Menurut catatan Arie, ada kedai bu (warung nasi) lain yang menjual kari bebek dengan sentuhan beda. Yang satu ini juga hanya berjualan sore hari di kaki lima depan Masjid Topi Aceh di Jalan Teuku Umar, dimasak oleh seorang ustaz berbaju gamis. Saya terkejut ketika melihat penampilan kari yang lebih mirip rendang atau kalio karena kuahnya sangat kental.
Bebeknya sendiri memang tidak seempuk yang disebut pertama. Tetapi, kuah kentalnya berkualitas juara. Orang Aceh memang suka bumbu yang kuat menyengat.
Tingkat kepedasannya pun cukup tinggi. Untungnya, kari bebek ini disajikan dengan pacri nanas yang menyeimbangkan rasanya menjadi santapan yang nyaman di mulut.
Terus terang, saya tidak ingin memilih mana yang terbaik dari keduanya. Bukan ini atau itu, melainkan ini dan itu. He he he, makan dua kali ‘kan belum dilarang? Apalagi untuk masakan berkualitas tinggi seperti itu.
Masakan Aceh yang sedang naik daun belakangan ini adalah ayam tangkap. Ada satu rumah makan bernama Cut Dek yang khusus berjualan ayam tangkap dan sudah punya dua gerai di Banda Aceh. Tetapi, ayam tangkap juga tersedia di banyak kedai bu.

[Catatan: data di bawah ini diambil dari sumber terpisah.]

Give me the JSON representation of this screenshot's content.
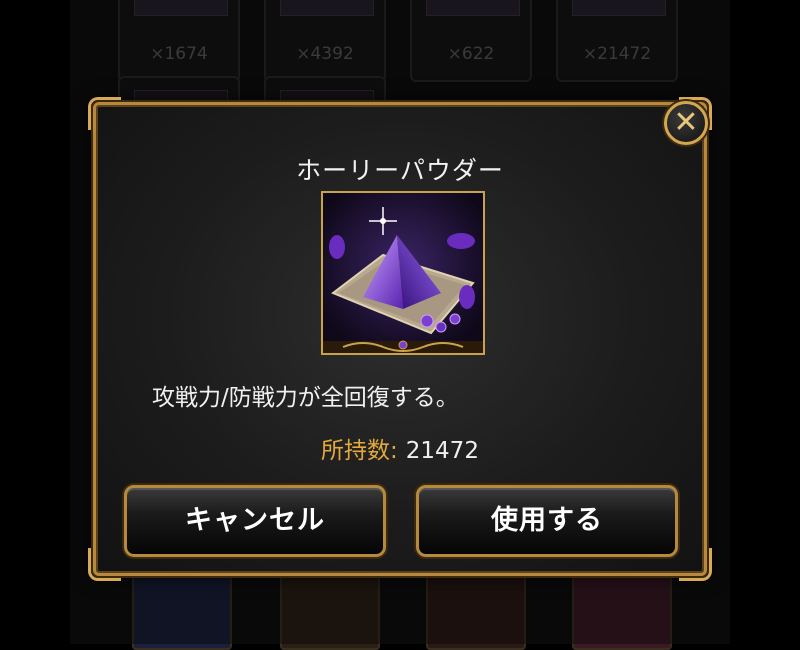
{
  "background": {
    "slots": [
      {
        "count": "×1674"
      },
      {
        "count": "×4392"
      },
      {
        "count": "×622"
      },
      {
        "count": "×21472"
      }
    ]
  },
  "dialog": {
    "title": "ホーリーパウダー",
    "item_icon": "holy-powder-icon",
    "description": "攻戦力/防戦力が全回復する。",
    "owned_label": "所持数:",
    "owned_value": "21472",
    "cancel_label": "キャンセル",
    "use_label": "使用する",
    "close_icon": "close-icon"
  },
  "colors": {
    "gold_border": "#b8893a",
    "owned_label": "#e3a93b",
    "item_purple": "#7b3fd1"
  }
}
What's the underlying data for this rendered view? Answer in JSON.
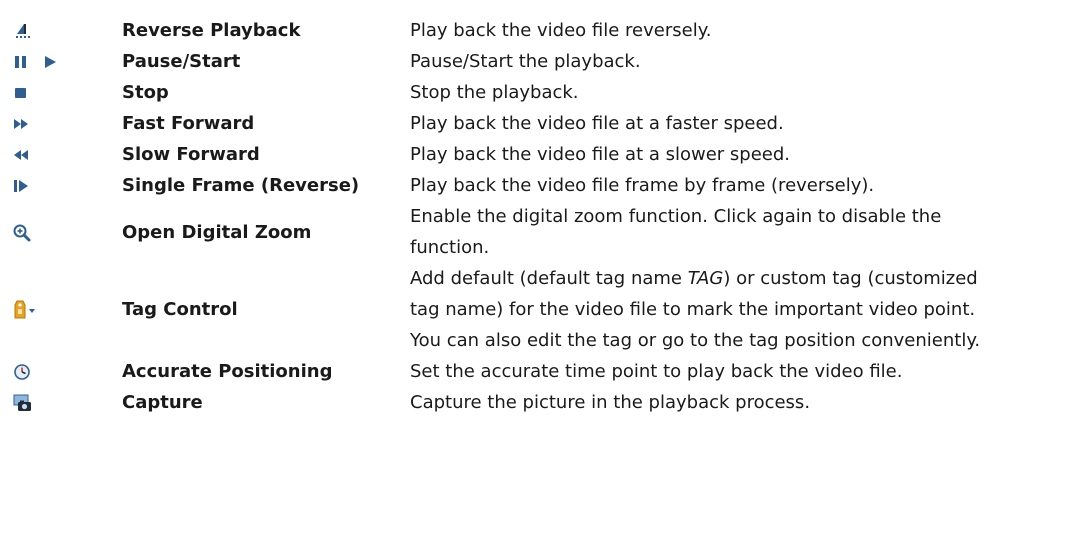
{
  "rows": [
    {
      "name": "Reverse Playback",
      "icons": [
        "reverse-playback-icon"
      ],
      "desc": [
        "Play back the video file reversely."
      ]
    },
    {
      "name": "Pause/Start",
      "icons": [
        "pause-icon",
        "play-icon"
      ],
      "desc": [
        "Pause/Start the playback."
      ]
    },
    {
      "name": "Stop",
      "icons": [
        "stop-icon"
      ],
      "desc": [
        "Stop the playback."
      ]
    },
    {
      "name": "Fast Forward",
      "icons": [
        "fast-forward-icon"
      ],
      "desc": [
        "Play back the video file at a faster speed."
      ]
    },
    {
      "name": "Slow Forward",
      "icons": [
        "slow-forward-icon"
      ],
      "desc": [
        "Play back the video file at a slower speed."
      ]
    },
    {
      "name": "Single Frame (Reverse)",
      "icons": [
        "single-frame-icon"
      ],
      "desc": [
        "Play back the video file frame by frame (reversely)."
      ]
    },
    {
      "name": "Open Digital Zoom",
      "icons": [
        "zoom-in-icon"
      ],
      "desc": [
        "Enable the digital zoom function. Click again to disable the",
        "function."
      ]
    },
    {
      "name": "Tag Control",
      "icons": [
        "tag-dropdown-icon"
      ],
      "desc_tag": {
        "before": "Add default (default tag name ",
        "italic": "TAG",
        "after": ") or custom tag (customized"
      },
      "desc": [
        "tag name) for the video file to mark the important video point.",
        "You can also edit the tag or go to the tag position conveniently."
      ]
    },
    {
      "name": "Accurate Positioning",
      "icons": [
        "clock-position-icon"
      ],
      "desc": [
        "Set the accurate time point to play back the video file."
      ]
    },
    {
      "name": "Capture",
      "icons": [
        "camera-capture-icon"
      ],
      "desc": [
        "Capture the picture in the playback process."
      ]
    }
  ],
  "colors": {
    "icon_blue": "#2f5f92",
    "icon_dark": "#1e2c3c",
    "tag_orange": "#e8a21c",
    "text": "#1a1a1a"
  }
}
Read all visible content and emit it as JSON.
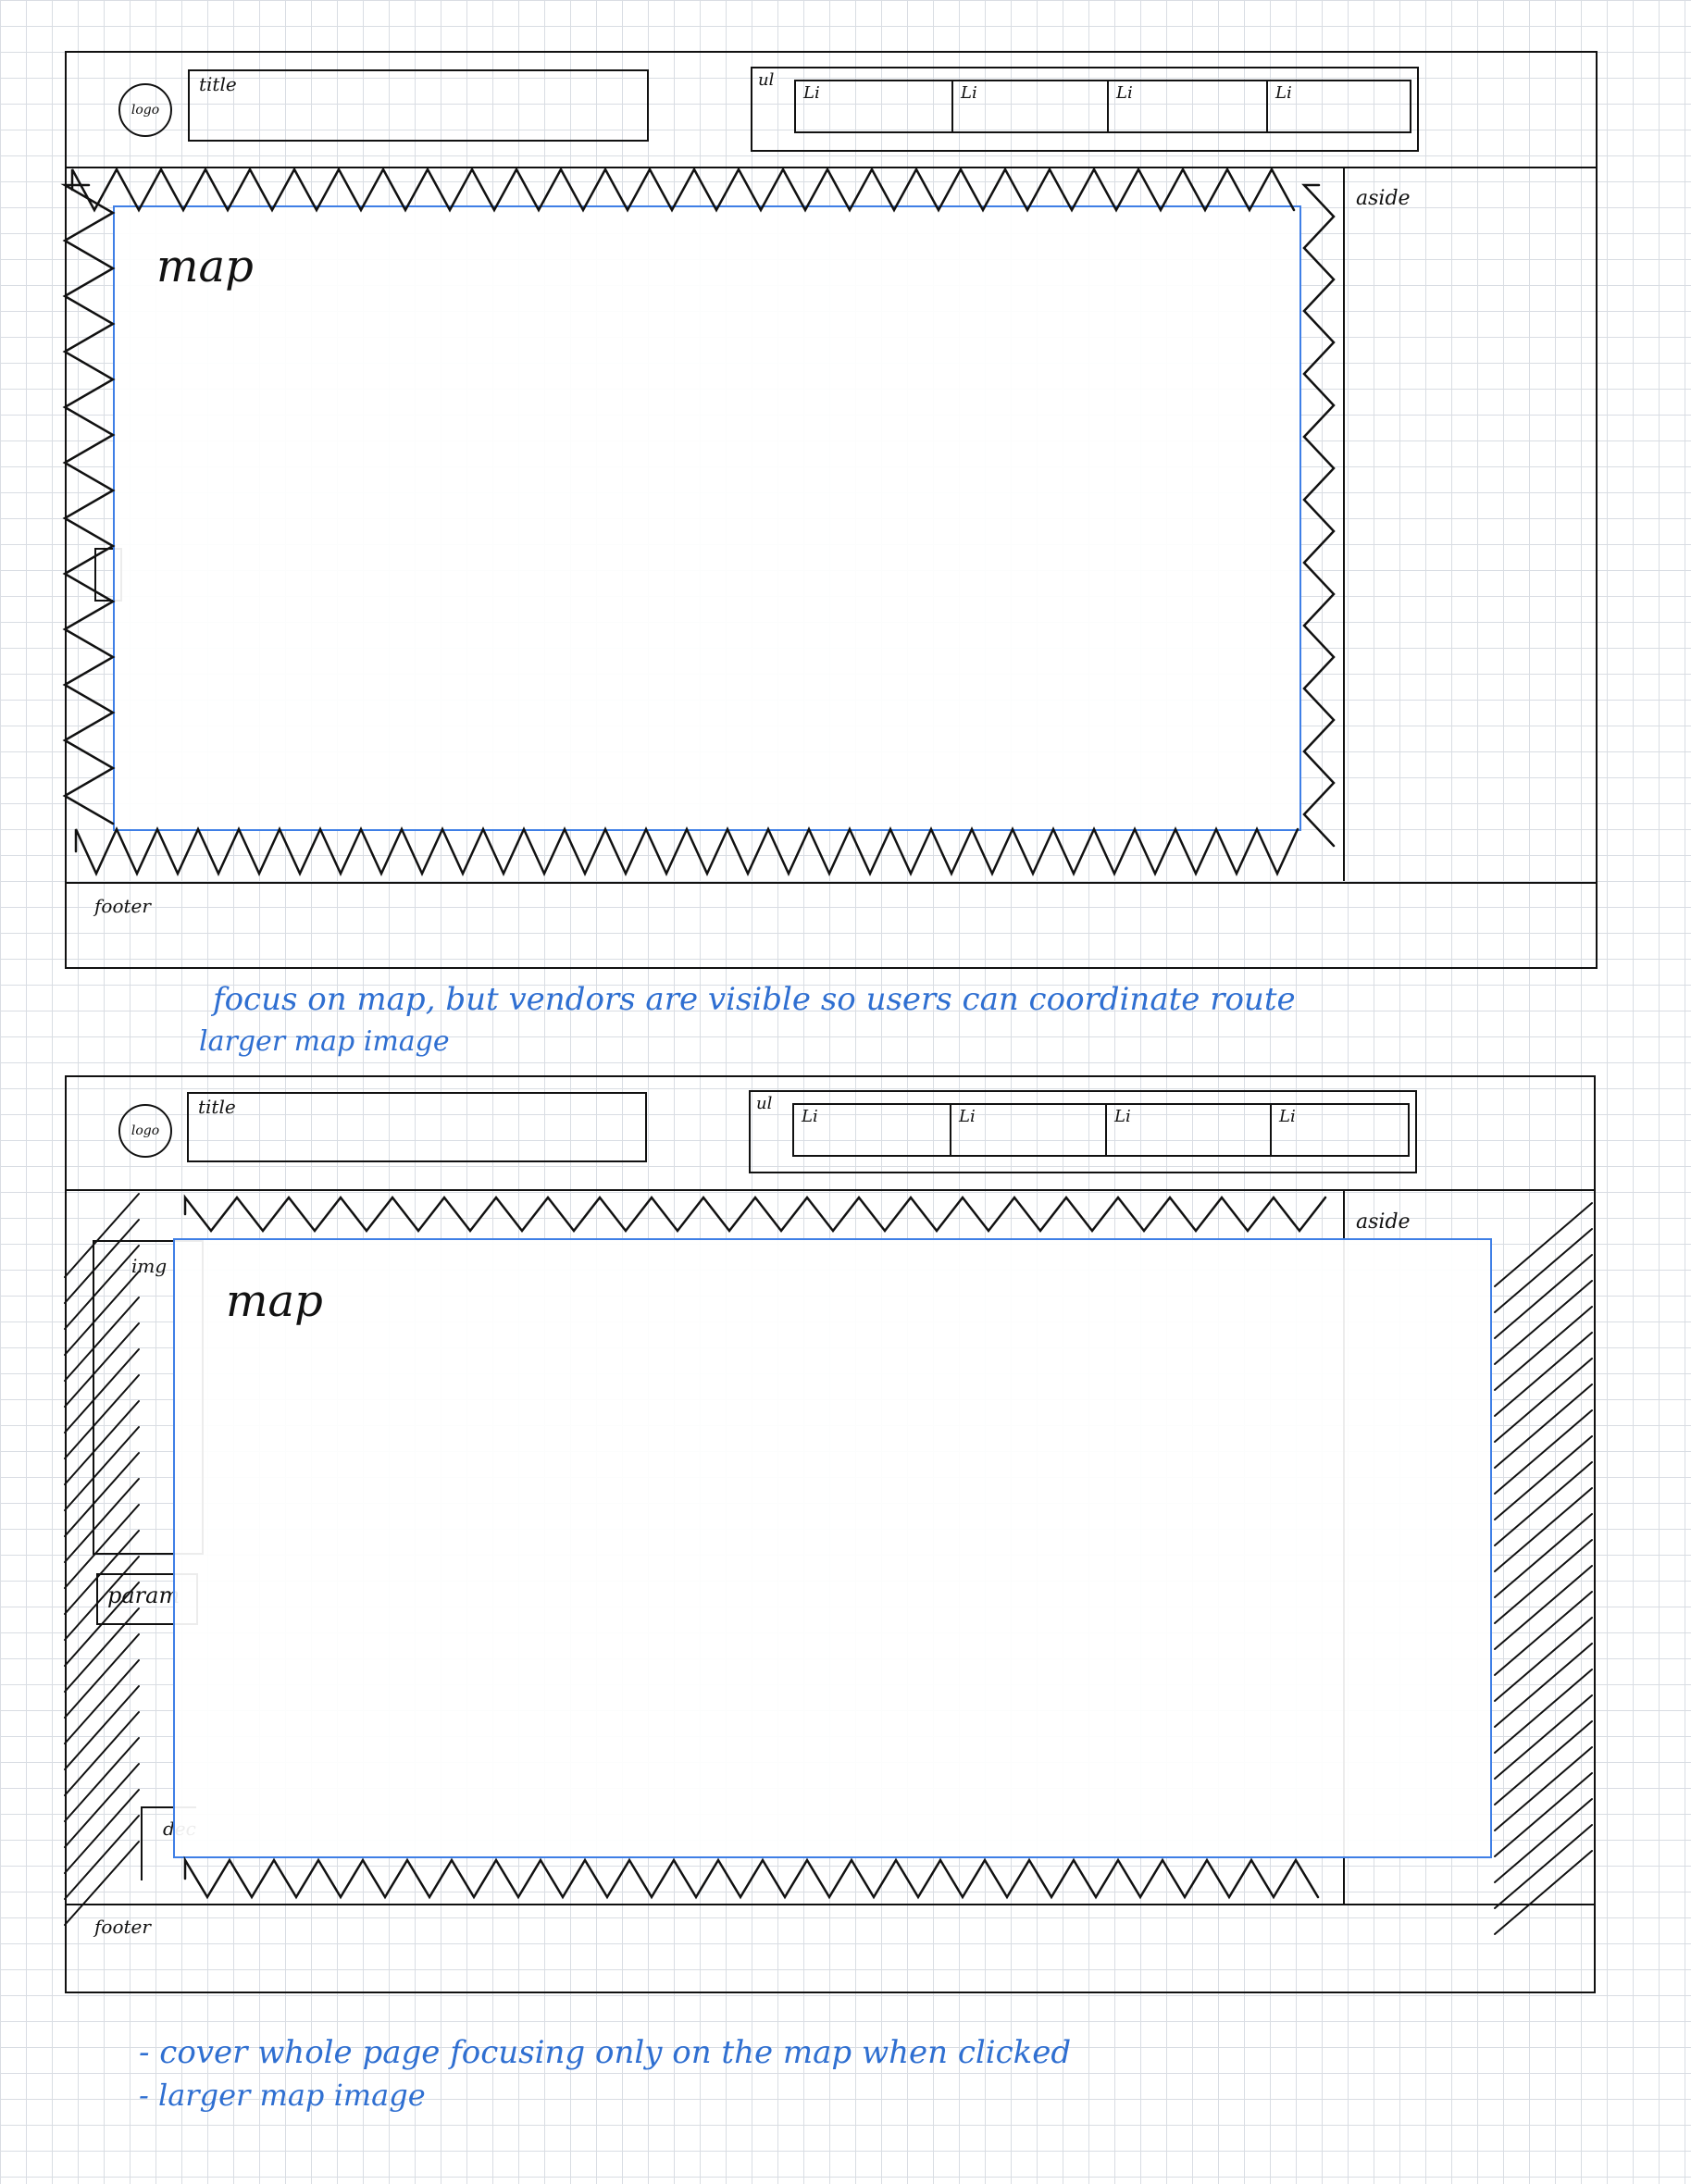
{
  "sketch1": {
    "logo": "logo",
    "title": "title",
    "ul": "ul",
    "nav_items": [
      "Li",
      "Li",
      "Li",
      "Li"
    ],
    "map": "map",
    "aside": "aside",
    "footer": "footer",
    "annotation": [
      "focus on map, but vendors are visible so users can coordinate route",
      "larger map image"
    ]
  },
  "sketch2": {
    "logo": "logo",
    "title": "title",
    "ul": "ul",
    "nav_items": [
      "Li",
      "Li",
      "Li",
      "Li"
    ],
    "img_label": "img",
    "map": "map",
    "param": "param",
    "dec": "dec",
    "aside": "aside",
    "footer": "footer",
    "annotation": [
      "- cover whole page focusing only on the map when clicked",
      "- larger map image"
    ]
  },
  "colors": {
    "ink": "#111111",
    "note_blue": "#2f6fd1",
    "map_outline": "#3f7fe6",
    "grid": "#d9dde3"
  }
}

Di Kelapa Gading, Jakarta, ada RM Aceh Baru yang juga menyajikan masakan ini, tetapi diberi nama ayam tsunami.
Penyajiannya mirip sampah, karena itu sering pula disebut ayam sampah. Ayam dipotong kecil-kecil berikut tulangnya. Setelah dibumbui, digoreng dalam wajan besar. Menjelang matang, dimasukkan daun temurui (salam koja, daun kari), rajangan daun pandan, cabe hijau, dan rajangan bawang merah. Ketika disajikan, ada tiga unsur yang kita nikmati, yaitu: rasa, aroma, dan penampilan.
Tanpa kedua elemen unik yang disebut terakhir, rasanya sama saja dengan ayam goreng yang gurih dan lezat. Ha ha ha …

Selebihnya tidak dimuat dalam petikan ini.